As a team, which includes forestry graduate Oscar Pileng from New Britain as local science officer, we did a three day round trip by foot and river, joined by half the population of the local hamlet, to deliver a presentation to the nearest open school on the coast. The village school, which just celebrated the opening of a new library building has had no teachers and so has been closed for months.
‘I enjoy talking to the children, it’s something I look forward to,’ said Oscar. He will have plenty of opportunity to work in schools, as the programme also includes an educational element with specially prepared materials. We have a plan to run some sessions to temporarily open the school on some mornings during the rainy season when it gets too wet to work in the forest. When the school reopens there will be regular educational sessions from the team, which will include volunteers who have arrived from Britain and other countries.
Sport is very important in the area and is almost exclusively volleyball, played rigorously according to the rules with even the most informal games attracting a referee.

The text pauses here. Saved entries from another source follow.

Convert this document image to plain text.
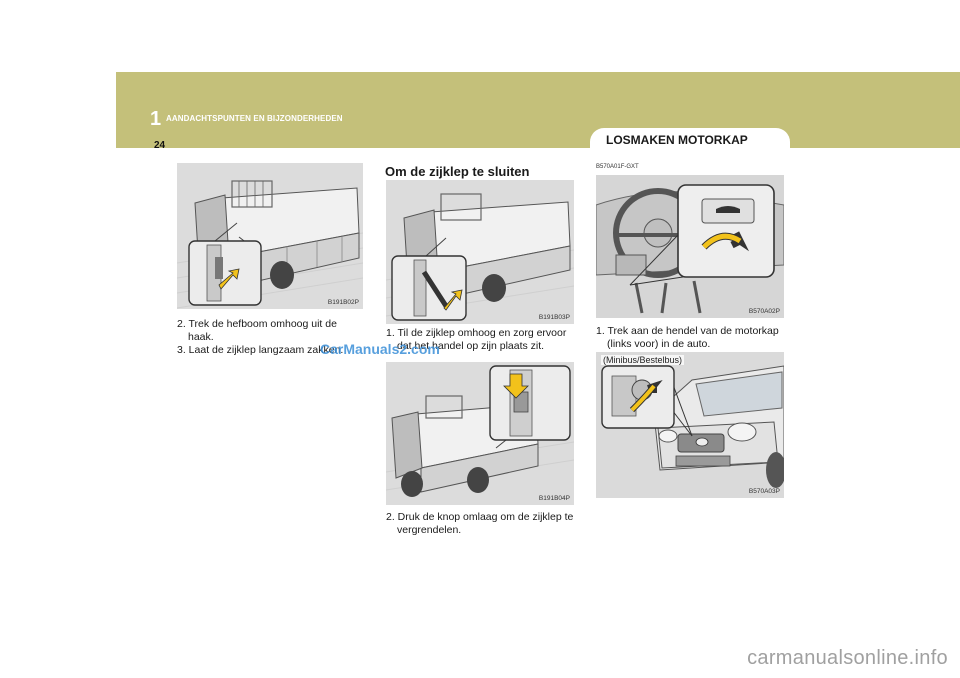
1 AANDACHTSPUNTEN EN BIJZONDERHEDEN
24	LOSMAKEN MOTORKAP
B191B02P
2. Trek de hefboom omhoog uit de haak.
3. Laat de zijklep langzaam zakken.
Om de zijklep te sluiten
B191B03P
1. Til de zijklep omhoog en zorg ervoor dat het handel op zijn plaats zit.
B191B04P
2. Druk de knop omlaag om de zijklep te vergrendelen.
B570A01F-GXT
B570A02P
1. Trek aan de hendel van de motorkap (links voor) in de auto.
(Minibus/Bestelbus)
B570A03P
CarManuals2.com
carmanualsonline.info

On Sunday afternoons the WVCP team including local support staff and their extended families play against other teams and sometimes win.
In the evenings you hear the sounds of hundreds of tree frogs, insects and the singing worm, with the flapping of the wings of huge fruit bats moving from tree to tree. It is a time to talk and relax after long busy, humid days, before crawling beneath a mosquito net and being serenaded to sleep.
In the morning the sun creeps through the gaps in the walls of the wooden huts and you hear the occasional voice of a child or the scraping of coconuts to make oil. A pair of hornbills fly over making a sound like a very slow helicopter as the aroma of the forest gives way to wood smoke and a new day begins.
Andrew Farmer is a lecturer at Leek College, instructor at Upper Limits climbing wall and a member of Buxton Mountain Rescue Team.